Minimum Income Requirements
The necessary level of income is pegged to the annual poverty level determined yearly by the US Department of Health and Human Services. Sponsors must demonstrate an ability to maintain the intending immigrant and the rest of the sponsor’s household at least 125 percent of the poverty level, except for sponsors who are on active military duty, in which case the financial showing is simply the poverty level.
The federal poverty level is updated yearly (usually in March) by the US Department of Health and Human Services
A higher income showing is required as the size of a household increases. For example, if the sponsor’s household includes not only the foreigner but also others related to the sponsor by birth, marriage, or adoption, the sponsor’s income must be higher to meet the government’s requirements.
To determine the household size, these individuals are included (regardless of their residence):
• intending immigrant spouse (and all accompanying, derivative family members);
• sponsor’s unmarried children under twenty-one, unless emancipated;
• persons whom the sponsor claimed as dependents on the most recent federal tax return;
• any other foreigners who have obtained LPR status based on the sponsor filing a Form I-864, if the prior Affidavit of Support contractual obligation has not yet terminated; and
• any other relatives (i.e., parents, siblings, adult children) residing with the sponsor if the sponsor wants her or his income to be counted to meet the income requirement.

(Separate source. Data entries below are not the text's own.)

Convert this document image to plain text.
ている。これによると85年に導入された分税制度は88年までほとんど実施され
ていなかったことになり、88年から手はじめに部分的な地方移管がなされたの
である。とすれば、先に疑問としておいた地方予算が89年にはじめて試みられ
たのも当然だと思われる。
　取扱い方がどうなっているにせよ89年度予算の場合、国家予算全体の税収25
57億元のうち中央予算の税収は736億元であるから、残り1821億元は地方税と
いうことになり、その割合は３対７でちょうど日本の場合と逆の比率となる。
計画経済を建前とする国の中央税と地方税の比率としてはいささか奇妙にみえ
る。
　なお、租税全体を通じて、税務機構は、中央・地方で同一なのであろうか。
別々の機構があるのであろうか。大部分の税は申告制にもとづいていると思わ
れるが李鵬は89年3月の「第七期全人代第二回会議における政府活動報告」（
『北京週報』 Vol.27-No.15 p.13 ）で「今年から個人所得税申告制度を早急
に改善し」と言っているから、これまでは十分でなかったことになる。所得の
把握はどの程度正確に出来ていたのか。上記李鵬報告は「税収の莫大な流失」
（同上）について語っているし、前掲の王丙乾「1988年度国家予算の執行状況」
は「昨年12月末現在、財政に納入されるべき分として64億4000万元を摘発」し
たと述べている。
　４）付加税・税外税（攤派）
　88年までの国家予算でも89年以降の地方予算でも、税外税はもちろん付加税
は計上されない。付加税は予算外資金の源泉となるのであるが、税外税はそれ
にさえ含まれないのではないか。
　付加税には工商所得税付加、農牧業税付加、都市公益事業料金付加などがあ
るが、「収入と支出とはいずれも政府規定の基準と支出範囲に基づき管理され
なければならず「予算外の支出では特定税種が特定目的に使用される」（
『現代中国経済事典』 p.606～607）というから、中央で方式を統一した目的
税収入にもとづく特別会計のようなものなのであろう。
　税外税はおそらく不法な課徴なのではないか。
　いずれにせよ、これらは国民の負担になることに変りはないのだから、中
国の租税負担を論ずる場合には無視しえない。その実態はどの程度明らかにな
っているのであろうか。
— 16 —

In meeting the financial requirement, sponsors can rely on varied financial sources. If the sponsor’s income alone cannot meet the financial requirements (which is typical with students, retirees, or the unemployed), the intending immigrant will be ineligible for the spousal visa or LPR status, unless the requirement can be met from :
• income from any relatives or dependents living in the household or dependents on the most recent federal tax return who also sign a Form I- 864A;
• income from the intending immigrant (but only if the intending immigrant is living with the sponsor and if the intending immigrant’s income, which must be lawfully earned (i.e., not from unauthorized employment) will come from the same source after immigration. Practically speaking, this means those foreign spouses residing abroad cannot use their income to meet the income threshold, as their foreign employment most likely will not continue. Also, if the intending immigrant is the sole income producer, but that income is through unauthorized employment, it cannot be considered, and other support alternatives must be considered);
• the assets of any household member who signs a Form I-864A, or the assets of the intending immigrant; and
• a joint sponsor whose income/assets is equal to at least 125 percent of the Poverty Guidelines.
In counting income, what counts is current income (i.e., the expected income for this year). Importantly, however, the sponsor need not be employed. Income can come from most lawful sources. Some examples include retirement funds, alimony or child support. Income from “means-tested benefits” cannot be counted.
In tax returns, the Form I-864 requires the submission of the federal tax return for the most recent tax year (and submitting additional tax returns, if doing so would assist in demonstrating enough financial ability, is voluntary). Tax returns from past years serve merely as evidence of the ability to maintain a certain income level. But Form I-864 asks for income figures from the last three years (even if tax returns from all three tax years are not submitted). If significant variations in income from year to year exist at a level close to the required amount, the USCIS’s suspicions will increase. If the sponsor was exempt from tax filing, he or she must submit a written explanation.
In counting assets, if the sponsor is a US citizen, the value of the assets used must be at least three times the shortfall between the sponsor’s income and the required amount. For assets to qualify for consideration, they must be readily convertible into cash (i.e., within one year) without undue hardship to the sponsor or his or her family.
If the primary sponsor does not earn enough or have enough assets, the income and assets of a joint sponsor may also be considered. The joint sponsor need not be related to the intending immigrant. Using a joint sponsor, however, does not obviate the need for a sponsor to submit the Affidavit of Support. The joint sponsor must submit a separate Form I-864, and satisfy the income requirements independently (i.e., it cannot be combined with the income of the petitioning sponsor), although the income from a joint sponsor’s household member can be considered.